An official for the D.C.-based AARP said the 170 million people currently paying into the federal Social Security system are the “real losers” of this week’s presidential debate.

John Hishta, AARP senior vice president for campaigns, said Friday that Monday’s debate between Donald Trump and Hillary Clinton was the best chance for voters to get real answers on how the two presidential nominees intend to keep Social Security strong for future generations, but both hedged on the matter —which Hishta said could cost future retirees up to $10,000 per year.

“In this issueless campaign, the failure of [moderator Lester Holt] to ask them about it, or for the candidates to address the issue proactively, is deeply troubling,” he said. “Especially for the [millions] of Americans who deserve to know whether the candidates stand before Election Day. We will now turn our attention to the upcoming debates and urge the moderators to commit to ask and the candidates to commit to act.”

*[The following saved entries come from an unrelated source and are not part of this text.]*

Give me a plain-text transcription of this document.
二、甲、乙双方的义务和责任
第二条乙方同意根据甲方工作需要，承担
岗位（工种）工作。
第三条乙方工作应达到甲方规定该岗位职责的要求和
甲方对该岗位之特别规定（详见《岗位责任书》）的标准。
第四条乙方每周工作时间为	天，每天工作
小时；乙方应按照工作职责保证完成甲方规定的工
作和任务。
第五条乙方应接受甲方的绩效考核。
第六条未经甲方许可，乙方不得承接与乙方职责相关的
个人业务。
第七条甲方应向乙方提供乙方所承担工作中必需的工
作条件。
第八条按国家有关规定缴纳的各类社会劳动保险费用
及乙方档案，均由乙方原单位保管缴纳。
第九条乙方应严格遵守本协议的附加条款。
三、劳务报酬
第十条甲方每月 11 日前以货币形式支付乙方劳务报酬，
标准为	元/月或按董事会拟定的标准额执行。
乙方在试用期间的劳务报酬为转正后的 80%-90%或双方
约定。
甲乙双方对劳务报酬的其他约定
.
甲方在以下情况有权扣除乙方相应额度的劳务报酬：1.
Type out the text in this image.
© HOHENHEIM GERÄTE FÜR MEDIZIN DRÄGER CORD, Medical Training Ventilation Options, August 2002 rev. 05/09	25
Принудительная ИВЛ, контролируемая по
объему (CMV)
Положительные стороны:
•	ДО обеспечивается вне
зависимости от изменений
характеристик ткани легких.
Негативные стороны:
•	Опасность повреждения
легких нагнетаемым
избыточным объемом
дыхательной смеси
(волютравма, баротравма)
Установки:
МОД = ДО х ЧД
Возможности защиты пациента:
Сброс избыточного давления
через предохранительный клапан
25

Hishta added that if left unaddressed, Social Security faces a significant revenue shortfall that could result in across-the-board benefits for all recipients being cut by 25 percent.

“Despite recent polling in support or more focus on the issue, it has been largely ignored in this election,” said Hishta, pointing out an AARP survey of boomer-age women which found that 71 percent want the next president and Congress to address Social Security immediately, while more than two-thirds have heard nothing about the candidates’ plans regarding the program.